Me mortificaba que aquel metalúrgico desempleado me llamara por mi nombre propio (es decir, me mortificaba por mis nuevas obsesiones universitarias, mi incipiente superioridad, el abandono del compromiso político) cuando acababa de referirse, con la misma voz reposada e imperturbable, con la misma enunciación cuidadosa, y con una familiaridad íntima que no parecía entresacada de los libros, a «las grandes cuestiones históricas», «China», «1939», y, sobre todo, que mencionara la dura y sacrificada abnegación que le imponía su misión hacia «el obrero pagado por horas».
– Nathan -me dijo con la misma voz que me había puesto los brazos de piel de gallina al decir: «Se acerca, se acerca, te aseguro que se acerca»-. Vamos a comer algo.
Desde el principio, la diferencia entre el discurso de O'Day y el de Ira fue inequívoca para mí. Tal vez porque no había nada contradictorio en los propósitos de O'Day, tal vez porque éste llevaba la clase de vida para la que quería ganar prosélitos, porque su discurso no era un pretexto para otra cosa, porque parecía surgir de ese núcleo cerebral que es la experiencia, la pertinencia de cuanto decía no dejaba resquicio alguno a la duda, su pensamiento estaba firmemente establecido, las mismas palabras parecían entreveradas de voluntad, no eran en absoluto altisonantes, no perdía energía al hablar, sino que en cada una de sus frases había una artera astucia y, por muy utópica que fuese la meta, un profundo sentido práctico, la sensación de que tenía la misión tanto en las manos como en la cabeza; la sensación, contraria a la que Ira producía, de que era la inteligencia, y no su carencia, aquello que se valía de sus ideas y que las manejaba. El sabor de lo que yo consideraba «lo real» impregnaba su conversación. No era difícil ver que aquello a lo que el discurso de Ira imitaba débilmente era el discurso de O'Day. El sabor de lo real… aunque también el discurso de una persona completamente incapaz de tomarse nada a risa, con el resultado de que la singularidad de su objetivo daba cierta sensación de insania, y eso también le distinguía de Ira. En el acto de atraer, como hacía Ira, todas las contingencias humanas que O'Day había desterrado de la vida había cordura, la cordura de una existencia expansiva y desordenada.

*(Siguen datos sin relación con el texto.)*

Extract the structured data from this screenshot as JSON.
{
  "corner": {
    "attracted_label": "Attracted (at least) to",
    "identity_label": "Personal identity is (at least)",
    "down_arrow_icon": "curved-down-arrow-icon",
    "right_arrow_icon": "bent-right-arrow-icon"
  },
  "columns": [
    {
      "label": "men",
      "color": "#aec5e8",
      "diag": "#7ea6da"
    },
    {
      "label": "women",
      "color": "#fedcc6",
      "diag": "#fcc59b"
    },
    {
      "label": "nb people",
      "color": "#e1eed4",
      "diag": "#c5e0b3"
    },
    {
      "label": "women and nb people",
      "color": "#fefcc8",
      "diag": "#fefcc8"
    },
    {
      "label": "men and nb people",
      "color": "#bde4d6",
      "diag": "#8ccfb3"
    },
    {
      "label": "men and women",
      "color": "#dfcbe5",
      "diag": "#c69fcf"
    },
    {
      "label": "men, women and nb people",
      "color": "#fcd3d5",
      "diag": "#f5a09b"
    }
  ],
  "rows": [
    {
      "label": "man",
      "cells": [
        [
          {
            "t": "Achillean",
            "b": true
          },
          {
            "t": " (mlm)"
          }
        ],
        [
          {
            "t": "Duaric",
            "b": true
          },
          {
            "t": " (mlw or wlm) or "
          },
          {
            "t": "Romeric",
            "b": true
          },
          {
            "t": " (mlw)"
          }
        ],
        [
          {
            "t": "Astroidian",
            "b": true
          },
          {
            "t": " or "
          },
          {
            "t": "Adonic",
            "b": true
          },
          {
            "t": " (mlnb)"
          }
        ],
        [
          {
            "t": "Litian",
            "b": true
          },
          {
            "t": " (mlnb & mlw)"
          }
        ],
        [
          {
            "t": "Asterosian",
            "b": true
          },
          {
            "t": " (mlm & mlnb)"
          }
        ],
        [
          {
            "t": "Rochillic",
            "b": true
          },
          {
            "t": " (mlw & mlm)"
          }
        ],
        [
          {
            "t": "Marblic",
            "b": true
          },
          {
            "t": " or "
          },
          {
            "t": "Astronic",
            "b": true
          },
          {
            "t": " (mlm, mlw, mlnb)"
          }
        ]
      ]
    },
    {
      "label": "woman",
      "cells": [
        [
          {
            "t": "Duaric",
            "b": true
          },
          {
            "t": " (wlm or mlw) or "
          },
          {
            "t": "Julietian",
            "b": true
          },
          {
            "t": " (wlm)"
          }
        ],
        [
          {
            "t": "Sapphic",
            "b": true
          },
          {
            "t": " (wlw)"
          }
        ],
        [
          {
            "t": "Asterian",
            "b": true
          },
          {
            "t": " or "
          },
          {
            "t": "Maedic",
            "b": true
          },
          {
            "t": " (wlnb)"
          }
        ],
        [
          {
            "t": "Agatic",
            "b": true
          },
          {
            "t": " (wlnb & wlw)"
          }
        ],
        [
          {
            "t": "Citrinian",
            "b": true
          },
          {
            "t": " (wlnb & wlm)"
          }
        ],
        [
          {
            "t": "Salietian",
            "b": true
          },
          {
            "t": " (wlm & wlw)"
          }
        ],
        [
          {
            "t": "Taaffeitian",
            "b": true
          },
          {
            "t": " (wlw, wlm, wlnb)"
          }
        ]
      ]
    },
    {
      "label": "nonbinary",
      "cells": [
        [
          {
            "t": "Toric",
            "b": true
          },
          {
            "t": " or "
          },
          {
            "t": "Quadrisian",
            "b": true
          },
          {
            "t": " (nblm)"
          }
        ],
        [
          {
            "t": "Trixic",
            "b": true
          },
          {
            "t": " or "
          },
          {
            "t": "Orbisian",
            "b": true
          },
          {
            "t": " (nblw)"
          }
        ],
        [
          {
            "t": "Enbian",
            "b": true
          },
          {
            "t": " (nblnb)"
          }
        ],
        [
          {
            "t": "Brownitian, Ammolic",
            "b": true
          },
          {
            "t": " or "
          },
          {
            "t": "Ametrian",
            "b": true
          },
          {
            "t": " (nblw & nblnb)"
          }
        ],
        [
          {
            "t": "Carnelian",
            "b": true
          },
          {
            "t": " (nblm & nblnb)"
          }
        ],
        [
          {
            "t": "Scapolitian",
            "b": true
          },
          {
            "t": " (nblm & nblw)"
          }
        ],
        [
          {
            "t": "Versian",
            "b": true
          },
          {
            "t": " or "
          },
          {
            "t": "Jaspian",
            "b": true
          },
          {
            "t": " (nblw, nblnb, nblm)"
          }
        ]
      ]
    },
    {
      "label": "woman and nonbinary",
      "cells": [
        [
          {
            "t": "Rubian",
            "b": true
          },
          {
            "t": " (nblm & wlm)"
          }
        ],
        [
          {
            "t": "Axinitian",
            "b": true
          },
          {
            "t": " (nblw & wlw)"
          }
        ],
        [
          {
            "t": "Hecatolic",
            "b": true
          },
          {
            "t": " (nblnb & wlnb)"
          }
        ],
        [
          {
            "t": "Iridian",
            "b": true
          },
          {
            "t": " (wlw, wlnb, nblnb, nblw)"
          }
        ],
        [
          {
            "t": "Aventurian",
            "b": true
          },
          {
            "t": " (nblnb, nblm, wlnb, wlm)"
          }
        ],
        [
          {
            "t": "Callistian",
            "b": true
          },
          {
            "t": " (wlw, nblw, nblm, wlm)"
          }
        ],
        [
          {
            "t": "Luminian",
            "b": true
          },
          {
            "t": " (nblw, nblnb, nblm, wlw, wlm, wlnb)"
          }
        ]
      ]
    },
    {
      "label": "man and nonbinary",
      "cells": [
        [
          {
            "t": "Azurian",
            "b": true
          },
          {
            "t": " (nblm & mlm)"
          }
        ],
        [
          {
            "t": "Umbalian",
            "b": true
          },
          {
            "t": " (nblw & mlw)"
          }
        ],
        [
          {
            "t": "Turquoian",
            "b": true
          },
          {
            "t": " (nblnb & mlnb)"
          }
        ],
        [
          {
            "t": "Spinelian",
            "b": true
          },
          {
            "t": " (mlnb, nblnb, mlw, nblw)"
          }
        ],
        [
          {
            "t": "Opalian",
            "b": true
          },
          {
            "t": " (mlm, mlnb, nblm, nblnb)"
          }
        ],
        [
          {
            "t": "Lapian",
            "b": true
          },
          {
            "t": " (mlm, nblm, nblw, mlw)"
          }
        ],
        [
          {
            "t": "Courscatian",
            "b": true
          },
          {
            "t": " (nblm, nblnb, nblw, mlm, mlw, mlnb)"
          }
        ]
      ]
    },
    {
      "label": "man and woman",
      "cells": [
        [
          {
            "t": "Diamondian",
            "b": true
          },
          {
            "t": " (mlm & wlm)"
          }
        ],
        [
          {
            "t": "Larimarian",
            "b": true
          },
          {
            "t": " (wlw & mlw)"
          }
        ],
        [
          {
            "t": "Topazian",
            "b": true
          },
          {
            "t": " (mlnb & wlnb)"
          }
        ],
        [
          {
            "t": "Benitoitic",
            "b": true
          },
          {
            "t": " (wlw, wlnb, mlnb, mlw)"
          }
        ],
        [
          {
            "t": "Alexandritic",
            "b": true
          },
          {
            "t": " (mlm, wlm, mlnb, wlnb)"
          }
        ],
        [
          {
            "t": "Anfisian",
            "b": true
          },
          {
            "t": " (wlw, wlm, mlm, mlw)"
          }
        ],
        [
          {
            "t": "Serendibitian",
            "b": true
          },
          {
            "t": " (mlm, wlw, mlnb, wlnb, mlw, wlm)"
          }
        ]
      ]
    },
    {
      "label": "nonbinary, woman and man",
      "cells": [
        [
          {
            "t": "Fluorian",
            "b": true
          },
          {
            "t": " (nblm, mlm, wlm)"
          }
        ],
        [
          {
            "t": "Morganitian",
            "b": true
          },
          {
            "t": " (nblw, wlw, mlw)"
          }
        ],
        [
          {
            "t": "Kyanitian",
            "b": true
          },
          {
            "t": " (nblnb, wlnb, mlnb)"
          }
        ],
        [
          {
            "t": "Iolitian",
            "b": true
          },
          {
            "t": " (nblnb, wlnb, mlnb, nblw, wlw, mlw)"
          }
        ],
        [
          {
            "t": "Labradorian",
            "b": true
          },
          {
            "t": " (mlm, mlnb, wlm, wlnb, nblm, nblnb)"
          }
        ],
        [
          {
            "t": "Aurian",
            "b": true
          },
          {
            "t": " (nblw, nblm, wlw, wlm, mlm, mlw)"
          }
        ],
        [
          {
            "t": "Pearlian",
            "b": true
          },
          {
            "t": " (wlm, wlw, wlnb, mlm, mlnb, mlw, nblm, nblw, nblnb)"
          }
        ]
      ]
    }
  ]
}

Aquella noche, cuando regresaba en el tren, la fuerza de la implacable concentración de O'Day me había desorientado tanto que sólo se me ocurría pensar en cómo les diría a mis padres que había tenido suficiente con tres meses y medio: abandonaba la universidad para ir a la ciudad del acero, Chicago Este, estado de Indiana. No les pedía que me dieran apoyo económico. Encontraría trabajo para sostenerme, un trabajo humilde, más que probablemente, pero eso no importaba, porque no era más que un medio. No podía seguir justificando mi empeño en cumplir con las expectativas burguesas, las suyas o las mías, no podía seguir así después de mi visita a Johnny O'Day, el cual, a pesar de la suavidad de su habla que ocultaba la pasión, se me revelaba como la persona más dinámica que había conocido jamás, incluso más que Ira. La más dinámica, la más indestructible, la más peligrosa.
Era peligroso porque no se preocupaba por mí como Ira, y tampoco me conocía como Ira. Ira sabía que era el hijo de alguien, lo comprendía intuitivamente (y mi padre se lo había dicho por añadidura) y no había intentado arrebatarme mi libertad ni alejarme de mi lugar de procedencia. Ira nunca intentó adoctrinarme más allá de cierto punto, y tampoco deseaba con desesperación aferrarse a mí, aunque lo más probable era que durante toda su vida hubiera estado lo bastante necesitado de afecto como para tener un anhelo perpetuo de amistad íntima. Lo único que había hecho era tomarme en préstamo cuando iba a Newark, tomarme ocasionalmente en préstamo para tener alguien con quien hablar cuando estaba de visita en Newark o se encontraba solo en la cabana, pero jamás se le ocurrió llevarme a un mitin comunista. La otra vida que llevaba era casi del todo invisible para mí. Lo único que me llegaba eran las quejas y los desvarios, la retórica, el aderezo. No sólo se mostraba espontáneo, sino que Ira tenía tacto conmigo. A pesar de su obsesión fanática, conmigo era muy decoroso, tierno y consciente de cierto peligro al que él estaba dispuesto a exponerse pero al que no deseaba exponer a un muchacho. Conmigo mostraba una afabilidad de grandullón jovial que era la otra cara del furor y la cólera. Ira consideraba oportuno educarme sólo hasta cierto punto. Jamás vi al fanático completo.
Mas para Johnny O'Day yo no era el hijo de alguien ni tenía que protegerme. Para él era un joven al que reclutar.